Preventive Medicine Column
Dr. David L. Katz
A recent study in JAMA, featured in a NY Times opinion piece of April 4, shows that complication rates for bariatric surgery since 2006 do not differ between designated Centers of Excellence, and their counterparts. The Times column concludes that if bariatric surgery is every bit as excellent at centers with, and without, such a designation-the designation is at best useless, and at worst misleading. But in my opinion, there is far more wrong here than a label of ‘excellence’ that outlives its utility.
First, the rate of bariatric operations rose “exponentially” before systematic study and publication of outcomes and complications. How do we account for this in an age of so-called “evidence-based” medicine?
Most colleagues with whom I’ve discussed this tend to concur- we don’t really have evidence-based medicine; we have reimbursement-based medicine. What gets studied is what gets done; and what gets done is what gets paid for. We like to think we figure out what works, and then cover it. But we can’t figure out that something works if it never gets any traction in the first place. In the pursuit of evidence, cart and horse routinely swap positions- and money cracks the whip.
A tendency to medicalize, symptomatic no doubt of living in an age of technology and pharmacology advancing much faster than wisdom, is a matter of increasing attention and concern. A poignant column in the NY Times of April 1st made that very point about attention deficit disorder. I have long lamented the modern inclination to bolt normally rambunctious children to chairs all day long, then prescribe Ritalin when they can’t sit still. Yes, there really is ADD/ADHD that warrants medication. But the proper remedy for rambunctiousness in young children is recess, not Ritalin. And yes, we have actual data to show the substitution can work.
The related myopia is that once we medicalize everything from restlessness to weight gain, we tend to look for solutions within the walls of medicine- and neglect the world of opportunity outside that box.

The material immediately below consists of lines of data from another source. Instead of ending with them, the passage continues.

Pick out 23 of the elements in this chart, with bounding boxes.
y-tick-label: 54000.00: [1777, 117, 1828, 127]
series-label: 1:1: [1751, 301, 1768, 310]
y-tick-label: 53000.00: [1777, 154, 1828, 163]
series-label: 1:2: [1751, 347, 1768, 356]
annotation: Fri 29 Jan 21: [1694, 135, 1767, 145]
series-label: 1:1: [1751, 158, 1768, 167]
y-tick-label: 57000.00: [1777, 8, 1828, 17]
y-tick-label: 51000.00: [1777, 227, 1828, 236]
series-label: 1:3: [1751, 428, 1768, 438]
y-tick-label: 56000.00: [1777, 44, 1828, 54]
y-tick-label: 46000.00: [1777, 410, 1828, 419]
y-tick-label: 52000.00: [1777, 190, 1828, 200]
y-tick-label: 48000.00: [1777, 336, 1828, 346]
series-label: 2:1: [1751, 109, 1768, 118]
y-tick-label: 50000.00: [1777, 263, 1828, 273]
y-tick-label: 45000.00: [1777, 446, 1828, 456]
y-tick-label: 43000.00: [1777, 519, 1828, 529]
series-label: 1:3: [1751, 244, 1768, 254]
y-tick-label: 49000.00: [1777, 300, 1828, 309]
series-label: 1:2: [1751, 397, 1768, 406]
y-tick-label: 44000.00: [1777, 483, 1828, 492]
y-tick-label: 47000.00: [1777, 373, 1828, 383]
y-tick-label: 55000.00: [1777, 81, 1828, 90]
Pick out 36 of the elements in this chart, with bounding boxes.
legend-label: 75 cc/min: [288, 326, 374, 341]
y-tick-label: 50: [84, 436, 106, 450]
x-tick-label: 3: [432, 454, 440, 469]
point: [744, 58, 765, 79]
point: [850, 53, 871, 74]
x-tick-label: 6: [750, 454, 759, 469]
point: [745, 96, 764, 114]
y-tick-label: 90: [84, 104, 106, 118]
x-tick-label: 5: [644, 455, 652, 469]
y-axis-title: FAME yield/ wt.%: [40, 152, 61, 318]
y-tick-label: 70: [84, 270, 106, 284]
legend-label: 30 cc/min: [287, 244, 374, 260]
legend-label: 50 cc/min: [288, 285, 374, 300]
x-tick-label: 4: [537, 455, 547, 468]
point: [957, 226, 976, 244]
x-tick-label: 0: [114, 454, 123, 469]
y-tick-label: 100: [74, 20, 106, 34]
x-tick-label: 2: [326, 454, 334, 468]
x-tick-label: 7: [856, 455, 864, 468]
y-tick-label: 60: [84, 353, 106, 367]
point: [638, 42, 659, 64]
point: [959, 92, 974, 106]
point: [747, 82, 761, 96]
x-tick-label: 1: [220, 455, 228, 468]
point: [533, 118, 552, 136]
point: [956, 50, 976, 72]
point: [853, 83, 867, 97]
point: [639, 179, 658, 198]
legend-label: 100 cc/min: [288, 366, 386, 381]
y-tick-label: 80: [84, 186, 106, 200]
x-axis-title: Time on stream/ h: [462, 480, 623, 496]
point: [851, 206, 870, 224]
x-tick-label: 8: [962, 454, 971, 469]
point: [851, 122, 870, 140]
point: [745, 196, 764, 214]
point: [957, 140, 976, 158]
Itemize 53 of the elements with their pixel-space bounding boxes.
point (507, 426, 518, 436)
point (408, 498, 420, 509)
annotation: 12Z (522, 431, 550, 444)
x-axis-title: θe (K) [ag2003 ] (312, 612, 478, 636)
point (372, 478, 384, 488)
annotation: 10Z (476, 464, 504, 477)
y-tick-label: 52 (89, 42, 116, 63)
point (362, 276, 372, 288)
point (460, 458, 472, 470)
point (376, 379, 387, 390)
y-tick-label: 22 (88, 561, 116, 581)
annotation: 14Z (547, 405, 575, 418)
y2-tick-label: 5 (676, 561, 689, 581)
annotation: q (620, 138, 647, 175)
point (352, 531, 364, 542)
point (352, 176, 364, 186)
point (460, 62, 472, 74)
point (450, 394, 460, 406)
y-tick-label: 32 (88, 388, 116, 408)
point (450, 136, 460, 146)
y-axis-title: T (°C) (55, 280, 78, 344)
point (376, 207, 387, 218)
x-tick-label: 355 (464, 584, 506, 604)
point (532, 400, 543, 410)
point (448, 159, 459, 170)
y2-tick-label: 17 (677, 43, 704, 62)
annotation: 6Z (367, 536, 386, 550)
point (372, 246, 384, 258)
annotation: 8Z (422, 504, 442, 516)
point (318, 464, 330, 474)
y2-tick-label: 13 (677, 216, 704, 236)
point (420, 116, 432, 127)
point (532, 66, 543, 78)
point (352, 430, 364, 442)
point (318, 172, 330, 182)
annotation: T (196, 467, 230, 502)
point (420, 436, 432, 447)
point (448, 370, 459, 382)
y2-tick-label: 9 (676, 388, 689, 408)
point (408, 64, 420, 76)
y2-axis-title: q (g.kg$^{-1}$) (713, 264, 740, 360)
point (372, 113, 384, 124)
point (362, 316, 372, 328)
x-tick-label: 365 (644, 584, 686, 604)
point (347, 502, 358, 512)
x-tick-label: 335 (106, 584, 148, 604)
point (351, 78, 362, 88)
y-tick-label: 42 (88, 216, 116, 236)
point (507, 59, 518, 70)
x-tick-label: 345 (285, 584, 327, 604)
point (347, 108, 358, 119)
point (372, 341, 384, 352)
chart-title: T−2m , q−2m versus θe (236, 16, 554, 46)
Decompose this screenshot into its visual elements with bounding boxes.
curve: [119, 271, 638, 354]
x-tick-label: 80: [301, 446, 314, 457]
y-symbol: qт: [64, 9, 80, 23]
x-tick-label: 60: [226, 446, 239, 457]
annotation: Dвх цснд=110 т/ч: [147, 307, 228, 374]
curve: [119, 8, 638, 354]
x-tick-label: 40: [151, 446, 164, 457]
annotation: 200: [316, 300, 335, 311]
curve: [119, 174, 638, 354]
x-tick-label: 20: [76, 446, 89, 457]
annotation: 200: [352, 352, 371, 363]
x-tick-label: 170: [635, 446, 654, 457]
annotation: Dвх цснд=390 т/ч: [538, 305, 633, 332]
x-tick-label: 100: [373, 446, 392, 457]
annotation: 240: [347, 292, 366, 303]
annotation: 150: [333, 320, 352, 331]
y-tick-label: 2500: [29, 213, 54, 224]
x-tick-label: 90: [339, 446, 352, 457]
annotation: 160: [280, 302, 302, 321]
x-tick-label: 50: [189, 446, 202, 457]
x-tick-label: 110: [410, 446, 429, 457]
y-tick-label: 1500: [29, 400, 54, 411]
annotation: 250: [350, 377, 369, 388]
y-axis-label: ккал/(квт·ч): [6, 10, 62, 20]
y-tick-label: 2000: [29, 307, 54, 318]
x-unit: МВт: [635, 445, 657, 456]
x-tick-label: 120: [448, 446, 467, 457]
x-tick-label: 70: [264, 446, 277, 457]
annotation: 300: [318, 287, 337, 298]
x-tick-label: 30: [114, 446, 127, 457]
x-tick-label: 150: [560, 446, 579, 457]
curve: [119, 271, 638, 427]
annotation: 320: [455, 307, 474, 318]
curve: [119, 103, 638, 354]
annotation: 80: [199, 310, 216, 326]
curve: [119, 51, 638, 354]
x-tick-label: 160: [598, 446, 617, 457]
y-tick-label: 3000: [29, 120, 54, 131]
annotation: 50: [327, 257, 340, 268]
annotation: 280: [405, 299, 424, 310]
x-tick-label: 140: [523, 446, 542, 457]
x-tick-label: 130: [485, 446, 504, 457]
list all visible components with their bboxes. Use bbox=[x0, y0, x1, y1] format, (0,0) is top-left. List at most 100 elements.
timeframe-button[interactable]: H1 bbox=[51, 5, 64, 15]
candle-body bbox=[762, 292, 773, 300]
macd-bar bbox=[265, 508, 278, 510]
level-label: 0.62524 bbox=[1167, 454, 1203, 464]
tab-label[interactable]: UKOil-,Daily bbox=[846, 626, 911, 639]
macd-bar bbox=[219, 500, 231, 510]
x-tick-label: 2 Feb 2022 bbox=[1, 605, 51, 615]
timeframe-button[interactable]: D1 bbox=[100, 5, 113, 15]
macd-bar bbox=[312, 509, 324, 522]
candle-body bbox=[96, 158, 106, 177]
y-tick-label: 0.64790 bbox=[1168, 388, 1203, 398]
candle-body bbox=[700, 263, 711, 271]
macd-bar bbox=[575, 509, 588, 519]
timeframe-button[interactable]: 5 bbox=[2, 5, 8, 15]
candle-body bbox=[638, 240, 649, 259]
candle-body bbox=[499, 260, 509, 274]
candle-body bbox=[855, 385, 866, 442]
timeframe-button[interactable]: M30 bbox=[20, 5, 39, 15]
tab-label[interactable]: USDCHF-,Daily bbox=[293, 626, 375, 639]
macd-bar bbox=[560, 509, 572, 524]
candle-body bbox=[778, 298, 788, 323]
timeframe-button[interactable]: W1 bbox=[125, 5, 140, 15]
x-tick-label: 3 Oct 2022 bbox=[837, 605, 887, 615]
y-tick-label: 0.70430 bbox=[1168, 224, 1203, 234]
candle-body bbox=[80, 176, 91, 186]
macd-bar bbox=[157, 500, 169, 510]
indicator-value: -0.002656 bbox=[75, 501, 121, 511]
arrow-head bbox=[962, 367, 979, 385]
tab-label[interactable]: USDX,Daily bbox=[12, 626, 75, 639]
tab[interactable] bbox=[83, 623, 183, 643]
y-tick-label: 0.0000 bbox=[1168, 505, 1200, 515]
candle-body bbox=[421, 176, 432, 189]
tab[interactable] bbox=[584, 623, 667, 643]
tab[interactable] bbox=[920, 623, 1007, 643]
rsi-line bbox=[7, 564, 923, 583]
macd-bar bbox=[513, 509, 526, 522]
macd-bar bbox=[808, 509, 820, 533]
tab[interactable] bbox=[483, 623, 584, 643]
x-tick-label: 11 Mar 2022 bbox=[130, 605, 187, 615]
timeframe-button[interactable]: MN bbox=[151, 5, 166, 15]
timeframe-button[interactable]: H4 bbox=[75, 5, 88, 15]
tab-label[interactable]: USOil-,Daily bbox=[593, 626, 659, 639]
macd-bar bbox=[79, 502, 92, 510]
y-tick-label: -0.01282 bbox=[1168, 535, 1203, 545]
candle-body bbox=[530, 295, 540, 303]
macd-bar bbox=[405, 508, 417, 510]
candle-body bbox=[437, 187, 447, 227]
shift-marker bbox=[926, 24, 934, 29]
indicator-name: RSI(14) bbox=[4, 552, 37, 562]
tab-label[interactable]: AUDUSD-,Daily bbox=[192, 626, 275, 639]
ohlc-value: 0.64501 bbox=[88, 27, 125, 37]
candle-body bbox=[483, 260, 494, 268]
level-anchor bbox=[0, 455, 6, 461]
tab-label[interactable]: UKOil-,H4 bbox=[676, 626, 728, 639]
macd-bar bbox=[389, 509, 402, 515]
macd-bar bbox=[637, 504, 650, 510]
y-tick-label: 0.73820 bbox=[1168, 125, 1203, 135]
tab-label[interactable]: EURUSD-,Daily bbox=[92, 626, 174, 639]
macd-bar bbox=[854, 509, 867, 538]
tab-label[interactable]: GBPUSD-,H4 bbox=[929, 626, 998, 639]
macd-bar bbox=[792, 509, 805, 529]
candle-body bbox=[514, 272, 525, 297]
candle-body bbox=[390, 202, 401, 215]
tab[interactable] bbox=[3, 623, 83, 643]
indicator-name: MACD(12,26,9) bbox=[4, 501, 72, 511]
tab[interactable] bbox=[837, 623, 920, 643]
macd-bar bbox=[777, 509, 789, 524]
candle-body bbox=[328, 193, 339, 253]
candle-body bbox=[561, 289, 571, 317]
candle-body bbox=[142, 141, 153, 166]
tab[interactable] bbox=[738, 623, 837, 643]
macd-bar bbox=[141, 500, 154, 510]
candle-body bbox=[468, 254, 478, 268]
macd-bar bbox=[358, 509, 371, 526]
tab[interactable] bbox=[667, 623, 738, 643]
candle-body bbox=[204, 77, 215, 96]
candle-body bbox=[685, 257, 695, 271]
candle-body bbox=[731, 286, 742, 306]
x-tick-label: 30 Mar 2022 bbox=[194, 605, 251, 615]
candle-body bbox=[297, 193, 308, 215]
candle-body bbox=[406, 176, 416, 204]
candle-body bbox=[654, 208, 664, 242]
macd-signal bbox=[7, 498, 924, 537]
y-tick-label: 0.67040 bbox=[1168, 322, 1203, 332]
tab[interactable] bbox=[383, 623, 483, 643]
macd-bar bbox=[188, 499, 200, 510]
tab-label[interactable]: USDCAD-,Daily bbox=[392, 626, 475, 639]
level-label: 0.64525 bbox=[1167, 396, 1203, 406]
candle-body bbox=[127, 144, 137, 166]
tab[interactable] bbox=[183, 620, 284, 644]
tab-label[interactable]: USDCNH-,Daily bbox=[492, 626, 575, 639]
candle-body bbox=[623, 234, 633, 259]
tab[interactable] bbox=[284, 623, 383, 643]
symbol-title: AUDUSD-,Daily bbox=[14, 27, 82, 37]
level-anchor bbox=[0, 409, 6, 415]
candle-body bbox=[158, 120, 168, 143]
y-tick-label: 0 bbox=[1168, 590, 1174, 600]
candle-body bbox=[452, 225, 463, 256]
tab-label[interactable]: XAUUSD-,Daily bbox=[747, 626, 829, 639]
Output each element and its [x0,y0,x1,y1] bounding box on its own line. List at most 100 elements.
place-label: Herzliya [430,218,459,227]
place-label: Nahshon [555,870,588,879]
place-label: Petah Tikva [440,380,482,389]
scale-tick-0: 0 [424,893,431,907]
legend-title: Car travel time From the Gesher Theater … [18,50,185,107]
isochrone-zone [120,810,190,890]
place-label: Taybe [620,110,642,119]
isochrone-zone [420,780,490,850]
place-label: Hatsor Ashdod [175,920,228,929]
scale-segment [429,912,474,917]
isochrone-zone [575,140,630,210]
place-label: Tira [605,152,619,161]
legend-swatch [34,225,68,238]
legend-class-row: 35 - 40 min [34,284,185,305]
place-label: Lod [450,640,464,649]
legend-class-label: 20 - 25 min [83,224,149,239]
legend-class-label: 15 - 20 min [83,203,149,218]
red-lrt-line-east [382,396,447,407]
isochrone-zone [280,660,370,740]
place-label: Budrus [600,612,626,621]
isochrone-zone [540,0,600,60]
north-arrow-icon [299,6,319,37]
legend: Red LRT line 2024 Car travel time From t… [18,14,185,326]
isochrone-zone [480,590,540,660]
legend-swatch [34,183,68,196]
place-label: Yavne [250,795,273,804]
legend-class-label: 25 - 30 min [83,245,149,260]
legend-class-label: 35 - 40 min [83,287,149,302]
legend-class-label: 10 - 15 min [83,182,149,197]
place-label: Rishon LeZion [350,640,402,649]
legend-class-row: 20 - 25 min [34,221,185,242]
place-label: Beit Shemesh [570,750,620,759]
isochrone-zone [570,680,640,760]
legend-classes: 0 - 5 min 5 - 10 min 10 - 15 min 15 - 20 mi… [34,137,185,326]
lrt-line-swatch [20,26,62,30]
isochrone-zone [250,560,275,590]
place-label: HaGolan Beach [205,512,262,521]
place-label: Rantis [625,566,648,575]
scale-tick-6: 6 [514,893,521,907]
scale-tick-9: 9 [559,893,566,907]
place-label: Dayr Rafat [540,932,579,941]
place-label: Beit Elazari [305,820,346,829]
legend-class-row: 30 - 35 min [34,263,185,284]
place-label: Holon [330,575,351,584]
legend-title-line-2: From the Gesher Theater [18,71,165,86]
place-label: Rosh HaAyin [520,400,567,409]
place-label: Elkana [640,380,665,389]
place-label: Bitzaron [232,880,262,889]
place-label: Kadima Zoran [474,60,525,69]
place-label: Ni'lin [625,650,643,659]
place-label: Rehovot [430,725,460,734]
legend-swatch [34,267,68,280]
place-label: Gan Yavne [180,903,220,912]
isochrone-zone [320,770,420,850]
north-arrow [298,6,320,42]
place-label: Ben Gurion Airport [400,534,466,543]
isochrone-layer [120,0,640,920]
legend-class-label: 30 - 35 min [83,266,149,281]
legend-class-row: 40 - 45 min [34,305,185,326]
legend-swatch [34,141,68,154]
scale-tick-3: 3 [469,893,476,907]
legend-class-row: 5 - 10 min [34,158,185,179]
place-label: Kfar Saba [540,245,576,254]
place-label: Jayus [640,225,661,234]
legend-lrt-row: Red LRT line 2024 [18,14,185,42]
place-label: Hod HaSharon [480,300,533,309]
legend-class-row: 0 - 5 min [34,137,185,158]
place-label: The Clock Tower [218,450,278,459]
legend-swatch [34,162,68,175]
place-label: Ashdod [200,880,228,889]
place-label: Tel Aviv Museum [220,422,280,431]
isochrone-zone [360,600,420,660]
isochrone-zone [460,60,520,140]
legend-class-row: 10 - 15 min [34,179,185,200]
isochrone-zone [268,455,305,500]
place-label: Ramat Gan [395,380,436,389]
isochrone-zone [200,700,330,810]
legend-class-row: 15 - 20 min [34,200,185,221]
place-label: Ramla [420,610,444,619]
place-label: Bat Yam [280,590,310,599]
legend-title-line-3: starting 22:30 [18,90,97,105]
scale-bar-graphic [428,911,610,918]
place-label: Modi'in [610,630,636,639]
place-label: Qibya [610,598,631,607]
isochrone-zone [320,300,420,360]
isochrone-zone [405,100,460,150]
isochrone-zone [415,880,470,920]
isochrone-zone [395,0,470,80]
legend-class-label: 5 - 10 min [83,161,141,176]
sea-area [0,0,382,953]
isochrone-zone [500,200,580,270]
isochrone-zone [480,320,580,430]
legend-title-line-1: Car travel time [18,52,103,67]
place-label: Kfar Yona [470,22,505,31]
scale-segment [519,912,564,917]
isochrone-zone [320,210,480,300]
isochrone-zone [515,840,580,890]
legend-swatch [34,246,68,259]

So, for instance: why is it that bariatric surgery was routinely reimbursed long before data collection was robust, but a boarding school that can produce comparable or better results at lower overall cost won’t be? Because our culture has told us that all health problems are medical problems, and medical problems warrant medical solutions. We are culturally indoctrinated to presume that drugs and operations are the right ways to fix health problems. They are to some extent presumed effective until proven otherwise.
The very opposite is true of non-medical, lifestyle-based interventions that are ultimately far more powerful. One good example is the widely known heart disease reversal program developed by my friend, Dr. Dean Ornish. Some 15 years of study were required to establish this as a reimbursable alternative to coronary bypass surgery. In contrast, coronary bypass surgery was reimbursed from the start. There are many other examples- but no need to belabor the point.
The second great conundrum here is a potentially massive misallocation of money. It’s not just that we reimburse for surgery while neglecting non-medical approaches that could work as well or better. It’s that our entire system of biomedical advance, and the investments that underlie it, favor the…well, biomedical.
What I mean is that the somewhat-more-than $30 billion annual budget of the National Institutes of Health is overwhelmingly directed at promoting basic science advances, and clinical intervention trials. Another huge sum of money is provided by pharmaceutical and device companies to study- you guessed it- drugs and devices.
A vanishingly tiny portion of the NIH budget is allocated to figuring out how to turn what we already know into what we routinely do. Since what we already know would allow us to eliminate fully 80% or more of all chronic disease– heart disease, cancer, stroke, diabetes, dementia- that seems a potentially serious oversight.
The restriction of Medicare reimbursement for bariatric surgery to Centers of Excellence may well be obsolete, and that’s a problem. But fussing over which centers to reimburse for weight loss surgery while neglecting the opportunities to prevent that weight gain in the first place is a far bigger problem. Worrying about how best to direct scalpels while neglecting opportunities to make better use of feet and forks routine is a far bigger problem. Choosing among biomedical solutions while ignoring all options outside that box is a far bigger problem.
The bad news is bigger problems. The good news is corresponding solutions. But we will find our way to them only if we climb the entanglements of money and medicine, overcome our prevailing myopia- and take in the landscape of neglected opportunity outside the box.